I went off to university because it was the next expected stage of my life. I studied science because I was told this was a good choice. I didn’t argue. I didn’t say, “Hey, I’d rather study English. I want to write.” I was too busy completing assignments and doing exams to have any time for thinking about what I really wanted to do. Like all school students, I was rushed through year after year of school. I did my school-leaving exams. I went off to university. Most people would say I ended up with a good (free) education. I was fortunate. But could there have been a better way?
I talk about my university experience and the resulting nightmares in this week’s podcast, episode 120, Unschooling and University: Learning from Our Own Experiences.
I share the story The Opportunity to Discover, the Freedom to Choose, and then I discuss the question: Is it important for teenagers to continue exploring their interests? Or is it better to leave unschooling behind? Things are getting serious. Perhaps we should structure our older children’s education so that they are prepared for university.

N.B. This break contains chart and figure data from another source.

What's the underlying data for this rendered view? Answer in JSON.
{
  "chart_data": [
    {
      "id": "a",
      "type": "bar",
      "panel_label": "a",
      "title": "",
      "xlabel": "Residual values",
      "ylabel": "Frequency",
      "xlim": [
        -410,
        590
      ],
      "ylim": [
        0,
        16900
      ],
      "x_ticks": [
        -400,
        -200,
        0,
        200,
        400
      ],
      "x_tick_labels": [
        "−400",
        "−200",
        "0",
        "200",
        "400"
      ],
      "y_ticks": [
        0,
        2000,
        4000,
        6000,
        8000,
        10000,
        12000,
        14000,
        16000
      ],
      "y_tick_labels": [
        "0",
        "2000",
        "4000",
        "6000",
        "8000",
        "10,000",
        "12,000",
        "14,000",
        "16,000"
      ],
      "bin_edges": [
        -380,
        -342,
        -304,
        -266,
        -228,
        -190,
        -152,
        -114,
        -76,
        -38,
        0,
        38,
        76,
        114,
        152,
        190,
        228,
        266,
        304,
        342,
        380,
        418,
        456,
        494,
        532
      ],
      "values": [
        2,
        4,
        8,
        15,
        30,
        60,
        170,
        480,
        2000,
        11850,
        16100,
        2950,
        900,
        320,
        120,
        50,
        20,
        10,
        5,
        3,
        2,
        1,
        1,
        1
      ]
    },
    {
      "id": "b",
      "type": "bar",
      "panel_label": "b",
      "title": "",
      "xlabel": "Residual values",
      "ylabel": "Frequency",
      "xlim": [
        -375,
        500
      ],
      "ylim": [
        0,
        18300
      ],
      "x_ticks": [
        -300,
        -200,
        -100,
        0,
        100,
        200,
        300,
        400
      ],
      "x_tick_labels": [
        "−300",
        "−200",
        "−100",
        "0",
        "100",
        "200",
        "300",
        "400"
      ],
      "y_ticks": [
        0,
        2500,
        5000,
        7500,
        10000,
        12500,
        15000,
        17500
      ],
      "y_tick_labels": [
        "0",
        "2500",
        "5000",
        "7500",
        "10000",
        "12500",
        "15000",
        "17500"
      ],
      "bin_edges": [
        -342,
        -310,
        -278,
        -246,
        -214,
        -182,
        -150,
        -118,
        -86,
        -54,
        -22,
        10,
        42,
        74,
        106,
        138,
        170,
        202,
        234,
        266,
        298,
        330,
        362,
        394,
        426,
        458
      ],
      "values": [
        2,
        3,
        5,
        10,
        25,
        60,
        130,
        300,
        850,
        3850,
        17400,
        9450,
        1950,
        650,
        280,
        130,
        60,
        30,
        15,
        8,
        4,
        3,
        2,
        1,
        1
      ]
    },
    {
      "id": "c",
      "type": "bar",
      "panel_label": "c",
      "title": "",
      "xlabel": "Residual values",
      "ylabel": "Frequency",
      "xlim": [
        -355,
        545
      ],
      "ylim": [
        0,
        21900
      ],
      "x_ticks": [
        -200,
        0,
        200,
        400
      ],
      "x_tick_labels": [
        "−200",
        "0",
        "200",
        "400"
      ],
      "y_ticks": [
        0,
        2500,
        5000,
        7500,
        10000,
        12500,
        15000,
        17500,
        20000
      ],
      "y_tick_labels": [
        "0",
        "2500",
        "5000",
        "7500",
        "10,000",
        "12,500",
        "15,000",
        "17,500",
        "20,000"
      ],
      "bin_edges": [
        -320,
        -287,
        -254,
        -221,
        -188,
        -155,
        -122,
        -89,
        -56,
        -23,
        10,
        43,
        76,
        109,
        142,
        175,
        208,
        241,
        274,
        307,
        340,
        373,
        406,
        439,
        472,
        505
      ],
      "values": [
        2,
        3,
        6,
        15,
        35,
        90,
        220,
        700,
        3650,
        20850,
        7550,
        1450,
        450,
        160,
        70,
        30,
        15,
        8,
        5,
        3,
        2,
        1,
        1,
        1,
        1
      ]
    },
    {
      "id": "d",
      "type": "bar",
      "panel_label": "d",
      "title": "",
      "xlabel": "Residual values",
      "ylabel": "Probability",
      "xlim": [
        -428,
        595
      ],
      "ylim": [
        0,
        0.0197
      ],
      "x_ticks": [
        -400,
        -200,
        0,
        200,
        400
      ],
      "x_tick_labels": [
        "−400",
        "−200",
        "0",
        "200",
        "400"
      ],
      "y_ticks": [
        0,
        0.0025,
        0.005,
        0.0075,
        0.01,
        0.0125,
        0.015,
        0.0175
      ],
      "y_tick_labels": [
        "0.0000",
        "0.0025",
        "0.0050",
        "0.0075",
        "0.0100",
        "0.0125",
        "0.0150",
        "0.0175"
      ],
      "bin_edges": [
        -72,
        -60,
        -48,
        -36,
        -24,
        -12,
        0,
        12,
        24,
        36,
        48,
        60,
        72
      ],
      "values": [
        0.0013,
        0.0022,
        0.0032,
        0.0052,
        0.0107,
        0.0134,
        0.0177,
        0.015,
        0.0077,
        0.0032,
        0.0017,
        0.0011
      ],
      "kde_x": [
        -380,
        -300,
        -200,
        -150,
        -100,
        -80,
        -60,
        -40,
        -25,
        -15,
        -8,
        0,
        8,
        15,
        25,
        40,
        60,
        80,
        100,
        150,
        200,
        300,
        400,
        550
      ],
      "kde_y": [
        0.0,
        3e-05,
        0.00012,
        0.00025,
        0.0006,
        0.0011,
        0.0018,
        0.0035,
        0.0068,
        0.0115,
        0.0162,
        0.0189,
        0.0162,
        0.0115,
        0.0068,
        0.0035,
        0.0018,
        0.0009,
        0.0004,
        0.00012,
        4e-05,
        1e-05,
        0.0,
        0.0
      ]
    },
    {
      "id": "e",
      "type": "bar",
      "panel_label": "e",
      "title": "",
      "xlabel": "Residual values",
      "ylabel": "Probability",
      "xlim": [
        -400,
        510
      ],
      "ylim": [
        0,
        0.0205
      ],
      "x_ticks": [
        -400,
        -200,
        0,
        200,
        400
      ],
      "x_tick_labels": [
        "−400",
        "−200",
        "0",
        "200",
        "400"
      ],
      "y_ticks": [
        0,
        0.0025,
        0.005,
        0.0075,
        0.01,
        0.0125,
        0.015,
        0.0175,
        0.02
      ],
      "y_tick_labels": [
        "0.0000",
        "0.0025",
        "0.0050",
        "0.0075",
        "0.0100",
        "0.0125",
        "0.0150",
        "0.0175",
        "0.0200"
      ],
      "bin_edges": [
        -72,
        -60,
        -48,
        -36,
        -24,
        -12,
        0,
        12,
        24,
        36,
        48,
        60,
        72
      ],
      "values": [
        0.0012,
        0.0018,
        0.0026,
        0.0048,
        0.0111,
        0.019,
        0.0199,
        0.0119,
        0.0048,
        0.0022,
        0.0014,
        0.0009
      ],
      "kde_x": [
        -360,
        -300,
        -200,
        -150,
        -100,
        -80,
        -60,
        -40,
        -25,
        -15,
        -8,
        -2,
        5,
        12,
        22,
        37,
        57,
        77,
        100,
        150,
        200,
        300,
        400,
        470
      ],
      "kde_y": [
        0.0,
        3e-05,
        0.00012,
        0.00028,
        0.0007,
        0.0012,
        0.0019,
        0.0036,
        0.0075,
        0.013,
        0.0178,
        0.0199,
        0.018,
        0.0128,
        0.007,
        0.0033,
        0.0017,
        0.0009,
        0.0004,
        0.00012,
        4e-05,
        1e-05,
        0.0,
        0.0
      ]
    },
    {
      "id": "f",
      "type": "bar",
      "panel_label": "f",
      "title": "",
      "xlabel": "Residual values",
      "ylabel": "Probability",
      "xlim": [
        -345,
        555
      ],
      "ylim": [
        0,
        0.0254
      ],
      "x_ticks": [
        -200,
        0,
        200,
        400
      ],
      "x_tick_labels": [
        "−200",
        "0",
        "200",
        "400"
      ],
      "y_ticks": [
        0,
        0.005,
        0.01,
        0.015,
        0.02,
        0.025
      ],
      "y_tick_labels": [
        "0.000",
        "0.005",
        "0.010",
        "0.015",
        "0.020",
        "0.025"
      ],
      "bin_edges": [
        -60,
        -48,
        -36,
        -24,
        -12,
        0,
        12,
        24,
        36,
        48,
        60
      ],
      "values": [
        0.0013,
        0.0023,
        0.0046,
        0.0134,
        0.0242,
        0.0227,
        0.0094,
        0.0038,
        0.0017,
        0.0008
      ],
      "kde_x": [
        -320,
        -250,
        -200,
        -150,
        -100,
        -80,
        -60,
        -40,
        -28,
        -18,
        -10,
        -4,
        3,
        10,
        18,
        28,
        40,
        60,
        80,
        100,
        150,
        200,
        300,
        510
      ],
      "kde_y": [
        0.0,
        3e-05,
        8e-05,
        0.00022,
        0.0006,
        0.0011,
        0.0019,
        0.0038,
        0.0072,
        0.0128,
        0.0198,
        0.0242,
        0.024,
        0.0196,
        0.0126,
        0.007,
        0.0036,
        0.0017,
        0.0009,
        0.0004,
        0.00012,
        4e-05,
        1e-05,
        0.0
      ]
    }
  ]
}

In this episode, I also share the story My Dean’s Medallist of a Husband which is about my husband Andy. About 26 years after completing his Bachelor of Science degree, he returned to university to do his Masters of Teaching (primary). Andy’s experience illustrates that it’s never too late to study at university level and follow your dreams. Also, anything can be learnt when we have a need to know it. And the best motivation for learning isn’t rewards but instead, an interest in the subject.
All of my older children (Charlotte upwards) have studied at tertiary level. (They all passed at least three Open University units.) Three have/ or almost have Bachelors of Arts degrees, and one son has a Masters degree. So unschooled children can not only get into university, but they can also enjoy their studies and be successful.
I’ve written a number of posts about my children’s experiences. I’ve also made a few interview videos. Here are three of them:
Something I didn’t mention in my podcast: If a child knows what she wants to do, making a plan in order to achieve that goal seems to be a sensible thing to do. My daughter Imogen made a plan for getting into university. And it was successful.
Image: Charlotte, our current university student, with Quinn.
Unschooling and university is a big topic. I didn’t cover all aspects of it in this podcast, but maybe I offered a few ideas we can discuss.